Daniele Zappalà, Avvenire 21/9/2011, 21 settembre 2011
AFRICA, «L’INVASIONE CINESE NON HA PORTATO CRESCITA»
La Cina prosegue la propria corsa alla conquista dell’Africa e delle sue risorse, ma le speranze di sviluppo legate all’arrivo dell’“alleato cinese” tardano a concretizzarsi. È il messaggio saliente del rapporto intitolato «La Cina e l’Africa: un nuovo partneriato per lo sviluppo?», pubblicato ieri dalla Banca africana per lo sviluppo (Adb). Si tratta di una radiografia inedita tanto per il dettaglio dell’analisi, quanto per il punto di vista. Ai timori spesso espressi nei commenti occidentali, l’Adb ha cercato di contrapporre un approccio il più possibile agganciato ai dati.
Nonostante le promesse di Pechino, «la relazione commerciale e d’investimento fra la Cina e l’Africa è squilibrata», analizza il rapporto. Si tratta di uno squilibrio che non riguarda tanto il volume degli scambi commerciali, sostanzialmente bilanciato, ma la loro qualità. L’Adb sottolinea in particolare che «circa il 70% delle esportazioni africane verso la Cina provengono da Angola, Sudafrica, Sudan e Repubblica democratica del Congo, e le materie prime (petrolio, rame, cobalto e cotone) sono fortemente predominanti».
Il caso dell’Angola è particolarmente eloquente. Si tratta del Paese africano con il maggiore eccedente commerciale nei confronti della Cina, ma dai porti angolani prendono la rotta per l’Asia solo navi petroliere. In altri termini, l’arrivo degl’investimenti asiatici non ha contribuito per il momento a differenziare l’economia angolana, ma l’ha anzi resa ancor più dipendente verso le esportazioni di greggio, con tutti gli effetti boomerang che ciò comporta: dalla “sindrome olandese” fino alla proliferazione della corruzione.

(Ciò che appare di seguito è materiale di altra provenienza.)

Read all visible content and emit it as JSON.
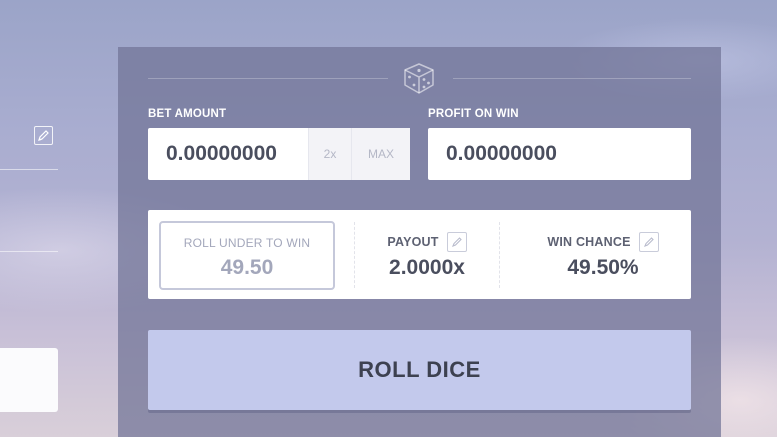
{
  "bet": {
    "label": "BET AMOUNT",
    "value": "0.00000000",
    "double_label": "2x",
    "max_label": "MAX"
  },
  "profit": {
    "label": "PROFIT ON WIN",
    "value": "0.00000000"
  },
  "roll_under": {
    "label": "ROLL UNDER TO WIN",
    "value": "49.50"
  },
  "payout": {
    "label": "PAYOUT",
    "value": "2.0000x"
  },
  "win_chance": {
    "label": "WIN CHANCE",
    "value": "49.50%"
  },
  "roll_button": {
    "label": "ROLL DICE"
  },
  "icons": {
    "divider": "dice-icon",
    "left_edit": "pencil-icon",
    "payout_edit": "pencil-icon",
    "chance_edit": "pencil-icon"
  },
  "colors": {
    "roll_button_bg": "#c3c9ec",
    "panel_bg": "#70739a",
    "value_text": "#4a4e5e",
    "muted_text": "#a3a7bb"
  }
}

I maggiori investimenti messi a segno da Pechino negli ultimi anni ruotano perlopiù attorno al settore estrattivo: oltre al petrolio angolano, il rame in Zambia, ancora il rame e il cobalto nella Repubblica democratica del Congo, il ferro in Liberia, così come nel Gabon. Quest’ultimo progetto, quello del sito minerario di Belinga, è fra i più controversi. Come ricorda il rapporto, è stato ritardato per «problemi di degrado dell’ambiente e di mancanza di trasparenza ».
I finanziamenti cinesi alle infrastrutture, nonostante qualche esempio positivo, paiono ancora insufficienti rispetto ai volumi di risorse captati da Pechino, talora sulla base di contratti dalle condizioni molto sbilanciate. Su quest’ultimo fronte, l’Adb ha di recente creato un meccanismo di accompagnamento degli Stati africani in negoziati complessi come quelli minerari. Per il momento, infatti, solo «il Sudafrica potrebbe rappresentare un’eccezione, avendo elaborato verso la Cina una strategia per fare in modo che i prodotti provenienti dalle sue risorse primarie e che saranno esportati siano maggiormente trasformati».
Un altro problema sottolineato nel rapporto è la crescente concorrenza delle esportazioni manifatturiere cinesi, in particolare quelle tessili, nei confronti delle produzioni locali africane.
In un’ottica positiva, l’Adb ritiene che esistono ancora ampi margini d’azione per riequilibrare le relazioni Africa-Cina. Ad esempio, attraverso scambi più equi nelle “Zone economiche speciali” volute dalla Cina in Africa, come quelle in Egitto ed Algeria. Nel 2008, fra l’altro, il volume dei flussi commerciali sino- africani (106 miliardi di dollari) restava inferiore al totale degli scambi ad esempio fra Cina e America latina. E si potrebbe decisamente far meglio pure sul fronte degli aiuti cinesi, ancora «non tanto importanti quanto quelli dei donatori tradizionali».